In a child support proceeding pursuant to Family Court Act article 4, the father appeals from an order of the Family Court, Richmond County (Didomenico, J.), dated June 13, 2007, which denied his objections to an order of the same court (Weir-Reeves, S.M.) dated April 16, 2007, which, after a hearing, found that he was in willful violation of a prior order of support, and directed him to pay unreimbursed medical and dental expenses in the sum of $950.10.
Ordered that the order dated June 13, 2007 is affirmed, without costs or disbursements.
The mother met her initial burden of presenting prima facie evidence of the father’s nonpayment of his child support obligation, which required him to pay his pro rata share of unreimbursed medical and dental expenses (see Matter of Powers v Powers, 86 NY2d 63, 69 [1995]; Matter of Lerner v Relkin, 27 AD3d 745, 746 [2005]). The mother met her burden through the submission of medical bills and her sworn testimony at the fact-finding hearing. The Support Magistrate properly included in the calculation of such expenses only those sums for which the mother submitted proof of actual payment to the third-party medical providers (see Boris v Boris, 272 AD2d 284, 285 [2000]; Carella v Carella, 106 AD2d 601, 603 [1984]).

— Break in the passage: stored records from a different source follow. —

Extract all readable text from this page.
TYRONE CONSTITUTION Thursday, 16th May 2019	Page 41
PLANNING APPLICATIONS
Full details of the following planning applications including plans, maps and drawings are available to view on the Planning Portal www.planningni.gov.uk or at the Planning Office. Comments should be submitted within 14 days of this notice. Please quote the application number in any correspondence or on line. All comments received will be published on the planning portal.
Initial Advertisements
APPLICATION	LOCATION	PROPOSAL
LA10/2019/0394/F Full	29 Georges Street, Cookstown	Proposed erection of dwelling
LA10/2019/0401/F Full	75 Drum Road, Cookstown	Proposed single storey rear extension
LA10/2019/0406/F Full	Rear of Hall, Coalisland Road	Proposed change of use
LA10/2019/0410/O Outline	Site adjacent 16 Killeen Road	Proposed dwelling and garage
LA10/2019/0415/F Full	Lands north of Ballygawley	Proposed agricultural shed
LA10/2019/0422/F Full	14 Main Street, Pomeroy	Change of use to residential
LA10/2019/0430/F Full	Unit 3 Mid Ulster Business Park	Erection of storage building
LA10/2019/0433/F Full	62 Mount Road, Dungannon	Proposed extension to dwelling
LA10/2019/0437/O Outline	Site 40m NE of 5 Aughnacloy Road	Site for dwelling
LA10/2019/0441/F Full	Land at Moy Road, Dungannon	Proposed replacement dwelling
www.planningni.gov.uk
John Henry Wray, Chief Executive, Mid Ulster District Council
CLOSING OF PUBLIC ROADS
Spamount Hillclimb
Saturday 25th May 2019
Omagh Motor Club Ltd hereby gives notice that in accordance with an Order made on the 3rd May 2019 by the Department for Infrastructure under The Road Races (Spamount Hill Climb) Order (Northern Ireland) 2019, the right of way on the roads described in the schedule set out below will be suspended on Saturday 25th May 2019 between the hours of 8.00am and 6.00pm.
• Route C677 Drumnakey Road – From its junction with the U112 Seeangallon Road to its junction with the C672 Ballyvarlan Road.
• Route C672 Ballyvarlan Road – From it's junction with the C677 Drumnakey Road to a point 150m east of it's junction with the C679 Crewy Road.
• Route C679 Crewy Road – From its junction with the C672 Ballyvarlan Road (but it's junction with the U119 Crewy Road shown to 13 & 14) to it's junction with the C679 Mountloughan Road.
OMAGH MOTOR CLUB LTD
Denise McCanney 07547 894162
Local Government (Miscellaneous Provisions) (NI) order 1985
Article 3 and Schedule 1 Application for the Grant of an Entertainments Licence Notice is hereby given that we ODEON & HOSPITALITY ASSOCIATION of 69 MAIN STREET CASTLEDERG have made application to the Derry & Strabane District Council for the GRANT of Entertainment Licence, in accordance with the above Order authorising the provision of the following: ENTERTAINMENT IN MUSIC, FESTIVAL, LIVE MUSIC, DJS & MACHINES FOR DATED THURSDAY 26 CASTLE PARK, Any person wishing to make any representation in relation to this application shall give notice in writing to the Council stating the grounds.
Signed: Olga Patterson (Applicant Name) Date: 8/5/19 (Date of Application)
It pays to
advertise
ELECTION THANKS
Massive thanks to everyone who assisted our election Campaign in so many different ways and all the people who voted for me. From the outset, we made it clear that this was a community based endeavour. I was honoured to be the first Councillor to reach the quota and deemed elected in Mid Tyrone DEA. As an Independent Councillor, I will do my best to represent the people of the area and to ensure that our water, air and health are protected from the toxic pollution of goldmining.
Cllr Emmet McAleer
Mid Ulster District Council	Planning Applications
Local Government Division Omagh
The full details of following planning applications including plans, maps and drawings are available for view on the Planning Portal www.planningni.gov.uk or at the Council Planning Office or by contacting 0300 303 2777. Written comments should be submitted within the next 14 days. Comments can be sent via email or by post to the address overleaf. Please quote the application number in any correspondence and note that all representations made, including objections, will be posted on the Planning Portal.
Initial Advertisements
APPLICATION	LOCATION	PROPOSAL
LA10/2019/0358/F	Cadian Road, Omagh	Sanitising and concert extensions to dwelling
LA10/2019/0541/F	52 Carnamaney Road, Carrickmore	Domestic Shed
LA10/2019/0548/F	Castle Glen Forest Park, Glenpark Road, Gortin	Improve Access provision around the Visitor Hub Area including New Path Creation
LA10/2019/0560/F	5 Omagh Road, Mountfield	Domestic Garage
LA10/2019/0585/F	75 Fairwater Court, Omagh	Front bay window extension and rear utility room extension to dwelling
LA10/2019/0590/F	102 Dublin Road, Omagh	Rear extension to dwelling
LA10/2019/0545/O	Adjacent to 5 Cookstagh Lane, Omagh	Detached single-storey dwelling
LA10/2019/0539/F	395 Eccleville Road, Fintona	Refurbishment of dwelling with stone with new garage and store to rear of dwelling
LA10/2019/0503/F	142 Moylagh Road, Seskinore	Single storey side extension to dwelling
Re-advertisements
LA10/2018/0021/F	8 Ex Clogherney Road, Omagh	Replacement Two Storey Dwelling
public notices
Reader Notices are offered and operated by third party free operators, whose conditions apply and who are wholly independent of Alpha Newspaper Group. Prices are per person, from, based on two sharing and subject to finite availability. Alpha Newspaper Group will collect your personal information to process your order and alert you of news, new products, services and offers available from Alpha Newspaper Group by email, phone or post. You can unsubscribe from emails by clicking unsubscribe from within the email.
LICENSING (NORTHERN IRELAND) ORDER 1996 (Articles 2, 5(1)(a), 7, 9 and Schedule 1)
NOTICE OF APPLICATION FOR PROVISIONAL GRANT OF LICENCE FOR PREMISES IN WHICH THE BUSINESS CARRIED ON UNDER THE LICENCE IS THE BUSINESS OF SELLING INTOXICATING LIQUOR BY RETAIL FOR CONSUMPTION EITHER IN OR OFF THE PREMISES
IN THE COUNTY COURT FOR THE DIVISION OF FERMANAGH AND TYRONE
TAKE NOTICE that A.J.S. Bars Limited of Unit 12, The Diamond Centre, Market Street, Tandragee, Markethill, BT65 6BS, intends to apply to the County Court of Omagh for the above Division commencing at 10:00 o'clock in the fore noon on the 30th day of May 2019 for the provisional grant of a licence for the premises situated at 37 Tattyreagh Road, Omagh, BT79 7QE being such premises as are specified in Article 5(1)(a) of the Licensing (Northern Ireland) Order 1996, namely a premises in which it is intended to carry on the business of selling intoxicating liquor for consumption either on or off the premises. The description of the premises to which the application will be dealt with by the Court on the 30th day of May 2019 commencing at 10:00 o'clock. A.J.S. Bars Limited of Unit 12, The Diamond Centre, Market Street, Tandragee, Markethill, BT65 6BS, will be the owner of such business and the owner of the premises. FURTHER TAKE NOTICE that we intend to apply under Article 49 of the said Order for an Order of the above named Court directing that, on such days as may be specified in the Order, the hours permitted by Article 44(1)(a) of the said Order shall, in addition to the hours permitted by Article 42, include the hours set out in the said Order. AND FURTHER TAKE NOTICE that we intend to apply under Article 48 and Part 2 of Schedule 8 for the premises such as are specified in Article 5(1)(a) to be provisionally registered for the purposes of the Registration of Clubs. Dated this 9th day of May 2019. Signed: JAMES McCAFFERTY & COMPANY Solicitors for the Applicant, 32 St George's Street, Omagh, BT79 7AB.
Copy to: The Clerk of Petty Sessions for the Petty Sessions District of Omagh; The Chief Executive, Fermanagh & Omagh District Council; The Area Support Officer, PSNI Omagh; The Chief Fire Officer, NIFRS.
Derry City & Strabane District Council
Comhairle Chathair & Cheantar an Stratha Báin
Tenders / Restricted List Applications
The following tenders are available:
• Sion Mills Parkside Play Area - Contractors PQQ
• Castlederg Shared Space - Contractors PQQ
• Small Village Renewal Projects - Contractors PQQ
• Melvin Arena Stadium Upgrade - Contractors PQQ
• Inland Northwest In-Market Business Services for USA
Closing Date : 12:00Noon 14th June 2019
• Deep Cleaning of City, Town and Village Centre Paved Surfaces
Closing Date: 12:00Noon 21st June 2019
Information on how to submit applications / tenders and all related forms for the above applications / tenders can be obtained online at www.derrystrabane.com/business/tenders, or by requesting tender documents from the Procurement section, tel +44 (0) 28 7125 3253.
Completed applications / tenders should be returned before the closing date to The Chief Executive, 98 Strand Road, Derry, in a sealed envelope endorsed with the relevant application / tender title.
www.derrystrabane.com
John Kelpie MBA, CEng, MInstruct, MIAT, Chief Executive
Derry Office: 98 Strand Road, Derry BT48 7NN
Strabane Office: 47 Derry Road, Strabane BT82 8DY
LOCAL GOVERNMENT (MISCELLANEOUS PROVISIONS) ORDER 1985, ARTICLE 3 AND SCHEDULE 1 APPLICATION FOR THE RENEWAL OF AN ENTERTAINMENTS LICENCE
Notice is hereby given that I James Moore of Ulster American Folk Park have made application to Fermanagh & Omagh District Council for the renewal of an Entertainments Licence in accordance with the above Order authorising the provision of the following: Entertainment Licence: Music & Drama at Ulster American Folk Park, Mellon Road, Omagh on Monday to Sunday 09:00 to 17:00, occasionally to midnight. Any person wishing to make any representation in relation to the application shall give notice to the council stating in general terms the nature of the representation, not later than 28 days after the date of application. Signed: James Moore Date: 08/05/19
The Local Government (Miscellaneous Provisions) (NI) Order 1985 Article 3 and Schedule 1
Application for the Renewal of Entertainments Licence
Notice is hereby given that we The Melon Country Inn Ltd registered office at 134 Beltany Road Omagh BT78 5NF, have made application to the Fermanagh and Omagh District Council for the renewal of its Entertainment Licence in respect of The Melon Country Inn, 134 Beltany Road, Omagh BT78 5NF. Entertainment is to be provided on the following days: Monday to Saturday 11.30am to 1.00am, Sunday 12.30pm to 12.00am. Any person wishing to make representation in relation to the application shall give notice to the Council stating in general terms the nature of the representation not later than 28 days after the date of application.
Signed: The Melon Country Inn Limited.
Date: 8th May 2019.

The father proffered no proof of having reimbursed the mother for any of the medical or dental expenses for which she sought reimbursement pursuant to the instant petition. His failure to pay as ordered constituted “prima facie evidence of a willful violation” (Family Ct Act § 454 [3] [a]; see Matter of Watson v Watson, 21 AD3d 497, 498 [2005]).
In the absence of any evidence such as a prior agreement between the parties or a court order requiring that the mother bring the parties’ child to in-plan medical providers only, the *380mother was under no obligation to do so (see generally Hanfling v Hanfling, 23 AD3d 433, 434 [2005]; Cohen-Davidson v Davidson, 291 AD2d 474, 475-476 [2002]).
The Family Court properly rejected, as proof of payment, copies of checks and receipts pertaining to child support payments made by the father in 2004 which did not comprise any payments pertaining to the reimbursement of medical and dental expenses.
The father’s remaining contentions are without merit. Mastro, J.P., Dillon, Eng and Belen, JJ., concur.